Saizou laughed wildly. "He spent his life brooding about you because you escaped him. I mastered him and I'll master you as well!"

No loyalty, no cooperation . . . A half-formed image came rising into Kazuki's mind like a fish through water. The days of training with his father, of learning the linked attacks where two sets of threads could work together, assuming that the users completely trusted each other. Things that would surely never, never be practiced among people like this. "Blades of living water!" he called, resetting the pattern of his strings to the basic one that his father had shown him all those years ago, leaving those gaps for the other user to blend his own threads into the weaving, the gaps that would be seen only as lethal flaws by someone who had never learned the form . . .

Saizou took the bait. With a vicious smirk that turned his smiling face to something vile, he sent his black threads through the holes in the pattern so that they bit into Kazuki's flesh. Cloth ripped and blood ran.

Kazuki went down on one knee, but his hands were sure. "Water mingles with other water -- hand clasps hand!" he called, and he closed the pattern, taking control of both sets of threads.

"What --" Saizou began to say, and then his threads convulsed and snapped in his hands as Kazuki cracked them like whips. He screamed as blood spurted from between his fingers, and took a stumbling pace back. "No! No, you can't do that, that isn't Fuuchoin, stop!"

Kazuki took a deep shuddering breath. "Saizou-kun. What is the Black Thread connection to Mugenjou? Tell me that, and . . . things may be easier for you."

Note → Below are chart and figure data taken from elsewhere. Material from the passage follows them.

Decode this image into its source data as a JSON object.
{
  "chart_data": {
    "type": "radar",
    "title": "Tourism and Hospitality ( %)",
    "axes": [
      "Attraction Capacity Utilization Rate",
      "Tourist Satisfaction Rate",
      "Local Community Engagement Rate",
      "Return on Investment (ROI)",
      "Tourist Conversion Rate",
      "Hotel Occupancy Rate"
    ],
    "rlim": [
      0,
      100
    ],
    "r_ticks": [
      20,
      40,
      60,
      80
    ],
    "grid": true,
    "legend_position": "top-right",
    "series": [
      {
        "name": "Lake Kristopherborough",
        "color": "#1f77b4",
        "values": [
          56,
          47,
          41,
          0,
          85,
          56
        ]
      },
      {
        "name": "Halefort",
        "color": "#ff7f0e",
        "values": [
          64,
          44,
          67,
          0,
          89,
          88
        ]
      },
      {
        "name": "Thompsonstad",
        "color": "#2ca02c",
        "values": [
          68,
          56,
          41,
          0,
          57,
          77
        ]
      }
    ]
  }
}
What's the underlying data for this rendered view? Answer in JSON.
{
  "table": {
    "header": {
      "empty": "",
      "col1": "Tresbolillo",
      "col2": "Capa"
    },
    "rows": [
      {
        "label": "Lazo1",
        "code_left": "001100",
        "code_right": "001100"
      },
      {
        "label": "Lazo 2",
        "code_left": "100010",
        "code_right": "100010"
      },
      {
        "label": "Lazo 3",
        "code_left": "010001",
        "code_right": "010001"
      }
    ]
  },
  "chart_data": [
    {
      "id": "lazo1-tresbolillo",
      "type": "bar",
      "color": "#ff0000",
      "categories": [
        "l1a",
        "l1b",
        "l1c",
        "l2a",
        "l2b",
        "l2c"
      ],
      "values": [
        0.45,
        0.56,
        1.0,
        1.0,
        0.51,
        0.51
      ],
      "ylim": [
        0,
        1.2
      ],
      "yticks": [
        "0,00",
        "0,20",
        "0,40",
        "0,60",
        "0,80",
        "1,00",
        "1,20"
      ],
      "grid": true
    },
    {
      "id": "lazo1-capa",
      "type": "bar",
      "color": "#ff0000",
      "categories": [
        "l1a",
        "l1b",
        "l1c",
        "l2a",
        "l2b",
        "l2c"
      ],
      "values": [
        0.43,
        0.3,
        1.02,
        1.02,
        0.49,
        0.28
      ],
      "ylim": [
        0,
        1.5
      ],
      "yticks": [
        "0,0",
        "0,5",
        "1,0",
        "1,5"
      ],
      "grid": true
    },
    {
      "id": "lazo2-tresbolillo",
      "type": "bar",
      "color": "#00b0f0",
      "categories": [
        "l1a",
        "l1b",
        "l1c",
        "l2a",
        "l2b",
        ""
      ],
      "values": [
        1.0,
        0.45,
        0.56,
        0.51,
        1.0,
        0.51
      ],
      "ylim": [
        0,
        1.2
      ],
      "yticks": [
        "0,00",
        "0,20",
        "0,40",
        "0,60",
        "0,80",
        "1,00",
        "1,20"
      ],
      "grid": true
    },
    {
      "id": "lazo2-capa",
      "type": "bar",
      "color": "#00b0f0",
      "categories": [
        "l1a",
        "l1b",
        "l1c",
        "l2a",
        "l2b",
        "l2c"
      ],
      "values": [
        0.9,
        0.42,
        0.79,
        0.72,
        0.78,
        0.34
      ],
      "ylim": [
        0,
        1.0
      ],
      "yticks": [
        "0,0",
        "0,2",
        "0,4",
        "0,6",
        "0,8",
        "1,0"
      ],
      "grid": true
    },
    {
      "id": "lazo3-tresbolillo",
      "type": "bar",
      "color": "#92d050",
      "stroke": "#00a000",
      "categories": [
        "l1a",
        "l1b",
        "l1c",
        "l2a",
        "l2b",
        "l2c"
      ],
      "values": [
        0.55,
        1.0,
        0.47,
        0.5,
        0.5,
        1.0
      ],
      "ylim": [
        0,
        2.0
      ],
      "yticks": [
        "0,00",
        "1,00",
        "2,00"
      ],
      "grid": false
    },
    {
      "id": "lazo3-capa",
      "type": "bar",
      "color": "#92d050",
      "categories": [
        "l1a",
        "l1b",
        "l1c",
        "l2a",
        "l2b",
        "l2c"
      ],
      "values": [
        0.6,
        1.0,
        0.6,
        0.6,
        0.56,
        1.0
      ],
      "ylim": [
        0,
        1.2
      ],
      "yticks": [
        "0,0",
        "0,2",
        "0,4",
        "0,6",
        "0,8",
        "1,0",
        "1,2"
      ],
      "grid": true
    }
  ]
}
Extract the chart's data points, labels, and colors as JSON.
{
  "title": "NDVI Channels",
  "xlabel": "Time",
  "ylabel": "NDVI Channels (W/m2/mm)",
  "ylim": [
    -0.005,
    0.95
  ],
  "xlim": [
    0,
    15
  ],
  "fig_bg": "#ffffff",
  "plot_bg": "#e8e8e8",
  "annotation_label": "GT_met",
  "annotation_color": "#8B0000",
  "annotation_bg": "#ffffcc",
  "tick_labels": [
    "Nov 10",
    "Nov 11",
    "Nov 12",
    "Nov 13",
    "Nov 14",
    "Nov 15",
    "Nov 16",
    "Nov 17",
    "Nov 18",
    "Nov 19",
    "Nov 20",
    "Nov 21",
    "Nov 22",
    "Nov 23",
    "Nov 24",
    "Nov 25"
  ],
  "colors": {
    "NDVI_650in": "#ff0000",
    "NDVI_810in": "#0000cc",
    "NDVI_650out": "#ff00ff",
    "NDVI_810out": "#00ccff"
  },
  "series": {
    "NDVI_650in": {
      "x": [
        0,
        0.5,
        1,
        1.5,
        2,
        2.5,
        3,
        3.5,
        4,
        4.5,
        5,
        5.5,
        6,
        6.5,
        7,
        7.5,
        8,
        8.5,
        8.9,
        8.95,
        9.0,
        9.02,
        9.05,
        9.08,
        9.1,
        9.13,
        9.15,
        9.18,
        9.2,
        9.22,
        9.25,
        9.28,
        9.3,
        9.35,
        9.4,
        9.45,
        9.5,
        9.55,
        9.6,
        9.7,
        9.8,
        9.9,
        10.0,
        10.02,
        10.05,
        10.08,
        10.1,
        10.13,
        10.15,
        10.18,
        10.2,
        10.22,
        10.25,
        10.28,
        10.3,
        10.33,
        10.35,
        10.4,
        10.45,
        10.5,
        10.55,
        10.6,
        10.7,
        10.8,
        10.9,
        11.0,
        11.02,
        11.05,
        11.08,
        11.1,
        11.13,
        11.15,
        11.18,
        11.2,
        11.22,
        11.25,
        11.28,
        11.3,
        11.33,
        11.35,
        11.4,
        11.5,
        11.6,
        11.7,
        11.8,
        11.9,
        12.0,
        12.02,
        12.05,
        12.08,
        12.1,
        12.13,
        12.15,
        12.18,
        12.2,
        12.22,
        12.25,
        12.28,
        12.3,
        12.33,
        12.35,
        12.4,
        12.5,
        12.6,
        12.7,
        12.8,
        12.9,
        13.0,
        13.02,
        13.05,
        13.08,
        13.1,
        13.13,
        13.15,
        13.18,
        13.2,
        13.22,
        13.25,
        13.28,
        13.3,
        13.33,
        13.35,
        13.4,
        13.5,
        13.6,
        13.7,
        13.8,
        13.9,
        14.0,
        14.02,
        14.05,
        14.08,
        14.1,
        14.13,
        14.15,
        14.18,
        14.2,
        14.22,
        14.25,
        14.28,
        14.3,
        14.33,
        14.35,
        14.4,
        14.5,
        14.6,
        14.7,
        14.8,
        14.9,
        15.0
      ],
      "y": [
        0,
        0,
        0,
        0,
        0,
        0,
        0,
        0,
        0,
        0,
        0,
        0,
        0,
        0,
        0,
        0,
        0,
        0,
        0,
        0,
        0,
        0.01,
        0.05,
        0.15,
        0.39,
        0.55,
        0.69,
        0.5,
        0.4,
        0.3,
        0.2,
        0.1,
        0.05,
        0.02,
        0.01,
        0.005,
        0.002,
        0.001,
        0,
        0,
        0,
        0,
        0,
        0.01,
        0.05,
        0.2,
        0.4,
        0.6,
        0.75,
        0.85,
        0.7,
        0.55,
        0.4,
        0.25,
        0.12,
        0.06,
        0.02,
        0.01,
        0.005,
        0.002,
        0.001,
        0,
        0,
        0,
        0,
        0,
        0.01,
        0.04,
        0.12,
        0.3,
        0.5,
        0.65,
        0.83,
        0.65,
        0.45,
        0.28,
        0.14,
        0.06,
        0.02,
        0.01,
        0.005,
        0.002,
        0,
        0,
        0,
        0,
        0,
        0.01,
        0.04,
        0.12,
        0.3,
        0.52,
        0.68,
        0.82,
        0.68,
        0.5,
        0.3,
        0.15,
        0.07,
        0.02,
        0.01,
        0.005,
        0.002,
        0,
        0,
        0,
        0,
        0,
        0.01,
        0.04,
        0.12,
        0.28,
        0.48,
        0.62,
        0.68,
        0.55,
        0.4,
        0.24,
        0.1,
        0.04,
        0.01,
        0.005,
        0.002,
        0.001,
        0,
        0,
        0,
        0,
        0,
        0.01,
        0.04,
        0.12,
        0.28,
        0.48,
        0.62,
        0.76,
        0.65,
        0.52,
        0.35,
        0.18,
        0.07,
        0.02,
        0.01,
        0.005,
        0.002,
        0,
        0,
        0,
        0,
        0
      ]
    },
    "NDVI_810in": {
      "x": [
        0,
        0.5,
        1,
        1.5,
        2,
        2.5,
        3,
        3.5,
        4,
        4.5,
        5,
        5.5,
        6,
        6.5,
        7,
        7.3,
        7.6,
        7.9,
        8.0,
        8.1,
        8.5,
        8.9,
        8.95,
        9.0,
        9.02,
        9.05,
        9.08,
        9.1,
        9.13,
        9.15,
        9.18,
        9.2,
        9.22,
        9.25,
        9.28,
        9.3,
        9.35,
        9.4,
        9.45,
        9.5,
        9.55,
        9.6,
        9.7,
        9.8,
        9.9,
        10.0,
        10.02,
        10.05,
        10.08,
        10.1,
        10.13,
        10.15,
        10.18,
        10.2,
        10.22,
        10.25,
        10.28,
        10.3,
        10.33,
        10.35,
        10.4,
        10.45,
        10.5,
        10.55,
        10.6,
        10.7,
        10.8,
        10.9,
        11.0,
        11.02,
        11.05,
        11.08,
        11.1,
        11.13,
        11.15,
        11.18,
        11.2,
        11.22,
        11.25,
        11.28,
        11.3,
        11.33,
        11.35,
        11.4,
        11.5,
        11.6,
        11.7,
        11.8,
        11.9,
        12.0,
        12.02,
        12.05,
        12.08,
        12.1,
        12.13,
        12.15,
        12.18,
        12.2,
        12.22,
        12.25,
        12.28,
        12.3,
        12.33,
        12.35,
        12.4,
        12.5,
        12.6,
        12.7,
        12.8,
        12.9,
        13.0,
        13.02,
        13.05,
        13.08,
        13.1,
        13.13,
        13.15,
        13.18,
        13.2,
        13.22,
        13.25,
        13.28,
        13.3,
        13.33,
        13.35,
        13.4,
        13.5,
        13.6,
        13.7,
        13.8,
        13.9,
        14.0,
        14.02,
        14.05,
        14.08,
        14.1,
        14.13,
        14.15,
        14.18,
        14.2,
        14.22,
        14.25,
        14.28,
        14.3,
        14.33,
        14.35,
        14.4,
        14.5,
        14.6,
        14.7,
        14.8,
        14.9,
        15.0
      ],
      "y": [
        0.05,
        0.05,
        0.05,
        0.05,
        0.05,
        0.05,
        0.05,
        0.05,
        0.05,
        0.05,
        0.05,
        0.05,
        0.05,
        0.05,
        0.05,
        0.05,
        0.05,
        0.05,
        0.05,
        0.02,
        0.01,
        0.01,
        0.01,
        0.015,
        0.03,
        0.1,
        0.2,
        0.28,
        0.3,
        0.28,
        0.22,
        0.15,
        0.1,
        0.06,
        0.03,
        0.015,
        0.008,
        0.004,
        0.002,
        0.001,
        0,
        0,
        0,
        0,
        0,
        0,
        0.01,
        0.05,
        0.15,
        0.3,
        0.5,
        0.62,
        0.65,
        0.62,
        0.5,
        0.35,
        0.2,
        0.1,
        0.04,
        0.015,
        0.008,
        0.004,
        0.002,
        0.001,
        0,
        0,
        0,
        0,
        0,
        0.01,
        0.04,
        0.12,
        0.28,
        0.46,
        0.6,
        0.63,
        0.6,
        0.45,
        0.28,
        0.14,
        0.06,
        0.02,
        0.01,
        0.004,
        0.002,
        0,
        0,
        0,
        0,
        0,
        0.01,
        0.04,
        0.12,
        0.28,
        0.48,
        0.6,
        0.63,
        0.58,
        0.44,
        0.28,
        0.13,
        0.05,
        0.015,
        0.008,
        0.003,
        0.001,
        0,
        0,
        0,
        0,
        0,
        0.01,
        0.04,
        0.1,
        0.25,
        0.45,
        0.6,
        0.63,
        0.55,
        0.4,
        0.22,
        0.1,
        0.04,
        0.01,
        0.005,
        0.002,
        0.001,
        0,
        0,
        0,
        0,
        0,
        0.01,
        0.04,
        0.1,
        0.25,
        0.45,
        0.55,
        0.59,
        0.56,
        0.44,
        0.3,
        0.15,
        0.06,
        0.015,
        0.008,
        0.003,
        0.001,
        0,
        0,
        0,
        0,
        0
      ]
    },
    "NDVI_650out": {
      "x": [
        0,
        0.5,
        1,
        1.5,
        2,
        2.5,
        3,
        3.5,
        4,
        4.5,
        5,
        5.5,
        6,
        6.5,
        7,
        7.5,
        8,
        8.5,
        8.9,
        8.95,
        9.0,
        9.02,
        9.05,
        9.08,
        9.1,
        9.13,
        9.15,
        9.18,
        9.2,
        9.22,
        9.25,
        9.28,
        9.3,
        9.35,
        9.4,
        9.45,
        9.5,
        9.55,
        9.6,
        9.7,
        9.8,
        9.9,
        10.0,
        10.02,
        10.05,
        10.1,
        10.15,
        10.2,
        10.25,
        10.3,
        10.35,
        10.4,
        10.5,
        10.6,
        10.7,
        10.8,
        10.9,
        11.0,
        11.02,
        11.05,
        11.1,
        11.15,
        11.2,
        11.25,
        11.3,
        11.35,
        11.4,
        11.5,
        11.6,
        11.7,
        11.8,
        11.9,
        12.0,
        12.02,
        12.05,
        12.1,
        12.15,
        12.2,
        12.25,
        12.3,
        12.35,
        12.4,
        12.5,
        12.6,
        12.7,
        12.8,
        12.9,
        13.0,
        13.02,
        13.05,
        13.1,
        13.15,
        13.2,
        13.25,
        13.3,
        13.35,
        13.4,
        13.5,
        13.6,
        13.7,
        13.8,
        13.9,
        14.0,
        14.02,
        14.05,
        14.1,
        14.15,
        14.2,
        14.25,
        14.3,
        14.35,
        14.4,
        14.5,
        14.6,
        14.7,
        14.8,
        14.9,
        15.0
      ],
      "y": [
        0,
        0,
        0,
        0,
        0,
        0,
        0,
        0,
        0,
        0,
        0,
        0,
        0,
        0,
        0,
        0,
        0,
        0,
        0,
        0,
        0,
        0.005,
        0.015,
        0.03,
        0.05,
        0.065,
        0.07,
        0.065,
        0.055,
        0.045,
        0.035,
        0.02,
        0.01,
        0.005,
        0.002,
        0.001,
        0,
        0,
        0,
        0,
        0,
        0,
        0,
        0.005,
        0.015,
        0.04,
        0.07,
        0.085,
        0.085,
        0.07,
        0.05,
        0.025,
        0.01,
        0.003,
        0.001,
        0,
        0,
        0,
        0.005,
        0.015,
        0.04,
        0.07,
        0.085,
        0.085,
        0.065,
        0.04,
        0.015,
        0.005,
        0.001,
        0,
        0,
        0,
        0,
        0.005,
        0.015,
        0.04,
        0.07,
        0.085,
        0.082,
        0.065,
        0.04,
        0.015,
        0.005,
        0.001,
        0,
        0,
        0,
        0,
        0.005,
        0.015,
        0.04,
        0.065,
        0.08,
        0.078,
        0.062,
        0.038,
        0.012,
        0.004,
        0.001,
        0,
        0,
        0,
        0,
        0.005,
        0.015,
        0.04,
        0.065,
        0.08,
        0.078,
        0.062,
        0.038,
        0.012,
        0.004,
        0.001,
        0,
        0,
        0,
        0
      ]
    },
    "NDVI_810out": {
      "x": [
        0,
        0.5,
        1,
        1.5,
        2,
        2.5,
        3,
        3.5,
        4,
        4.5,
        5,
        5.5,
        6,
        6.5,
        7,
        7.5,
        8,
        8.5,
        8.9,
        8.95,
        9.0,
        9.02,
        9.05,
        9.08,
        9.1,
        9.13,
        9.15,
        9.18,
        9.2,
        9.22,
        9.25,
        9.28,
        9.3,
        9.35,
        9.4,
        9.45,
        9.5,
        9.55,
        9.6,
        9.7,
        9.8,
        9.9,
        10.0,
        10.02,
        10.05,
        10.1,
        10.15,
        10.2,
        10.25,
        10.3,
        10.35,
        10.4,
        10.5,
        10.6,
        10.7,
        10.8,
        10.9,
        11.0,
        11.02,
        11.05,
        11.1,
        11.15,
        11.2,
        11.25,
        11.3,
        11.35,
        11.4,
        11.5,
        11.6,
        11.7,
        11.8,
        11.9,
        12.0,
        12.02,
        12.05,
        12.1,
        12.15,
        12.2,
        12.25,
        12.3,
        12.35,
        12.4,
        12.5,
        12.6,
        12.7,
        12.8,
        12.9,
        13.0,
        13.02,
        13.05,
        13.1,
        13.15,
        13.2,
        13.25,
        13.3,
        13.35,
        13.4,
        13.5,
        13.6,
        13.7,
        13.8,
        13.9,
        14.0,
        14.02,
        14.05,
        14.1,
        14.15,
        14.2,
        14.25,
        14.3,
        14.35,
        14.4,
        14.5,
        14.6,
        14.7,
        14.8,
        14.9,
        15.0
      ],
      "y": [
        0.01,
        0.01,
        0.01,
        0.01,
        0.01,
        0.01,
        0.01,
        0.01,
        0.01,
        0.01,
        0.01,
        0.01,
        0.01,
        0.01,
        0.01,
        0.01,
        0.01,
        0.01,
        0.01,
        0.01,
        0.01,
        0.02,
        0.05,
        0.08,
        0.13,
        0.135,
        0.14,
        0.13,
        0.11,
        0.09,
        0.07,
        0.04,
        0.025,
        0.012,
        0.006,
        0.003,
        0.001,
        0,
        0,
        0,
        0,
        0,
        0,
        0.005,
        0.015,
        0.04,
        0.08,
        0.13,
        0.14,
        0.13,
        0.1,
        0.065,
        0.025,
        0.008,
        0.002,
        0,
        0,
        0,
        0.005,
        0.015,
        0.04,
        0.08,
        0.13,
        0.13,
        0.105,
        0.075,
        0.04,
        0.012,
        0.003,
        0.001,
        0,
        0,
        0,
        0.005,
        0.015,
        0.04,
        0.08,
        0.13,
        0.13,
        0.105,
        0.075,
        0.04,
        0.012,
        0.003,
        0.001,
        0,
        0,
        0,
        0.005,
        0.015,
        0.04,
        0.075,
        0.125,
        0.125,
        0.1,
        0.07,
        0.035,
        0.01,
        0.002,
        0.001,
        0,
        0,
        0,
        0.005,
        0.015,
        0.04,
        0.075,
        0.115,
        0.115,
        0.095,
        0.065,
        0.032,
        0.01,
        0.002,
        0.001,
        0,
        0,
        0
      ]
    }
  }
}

Saizou kept a firm hold of the threads in his hands, though his own blood was running down them now, marking them out in scarlet against the air. "I'll tell you this for nothing, Kazuki. The Black Thread users have served Babylon City for fifty years now. If we have a connection to Mugenjou, it's through them. And I'll tell you something else -- they were the ones who told us where to find you today and how to make you come to us."

Kazuki straightened to stand on his feet again. The pattern of threads hummed between him and Saizou with increasing tension. "And what did they ask for that favour, Saizou-kun?" he said with acid-fine gentleness.

"The boy Makubex," Saizou replied, and jerked with all his strength on the interwoven threads, so that they lashed and whipped through the air.

With a calm deliberation, Kazuki moved into the final step of the pattern. "Monsoon!" he called, and brought his hands down with the firm power of a master of the clan.

Saizou screamed in agony as his own threads snapped backwards through his hands, following the fine lines of muscle and bone. He released them, falling to his knees and clasping his hands to his chest, tears running from his eyes. "You -- damn you, Fuuchoin Kazuki, damn you . . ."

Juubei and Sakura stepped away from the last of Saizou's minions. "Kazuki-sama?" Juubei enquired, and Kazuki could hear the full question in his voice. Shall I finish it? Shall I dispose of him for you? Shall it be the full execution?

Kazuki shook his head. "Leave him to his servants, when they awake. I have cut his tendons. They will mend, but he will never be able to use threads again properly." He turned away from the screaming young man. "Come. Juubei. Sakura. Bring Emishi. Bring Kanou-kun -- I left him around the corner. We have work to do."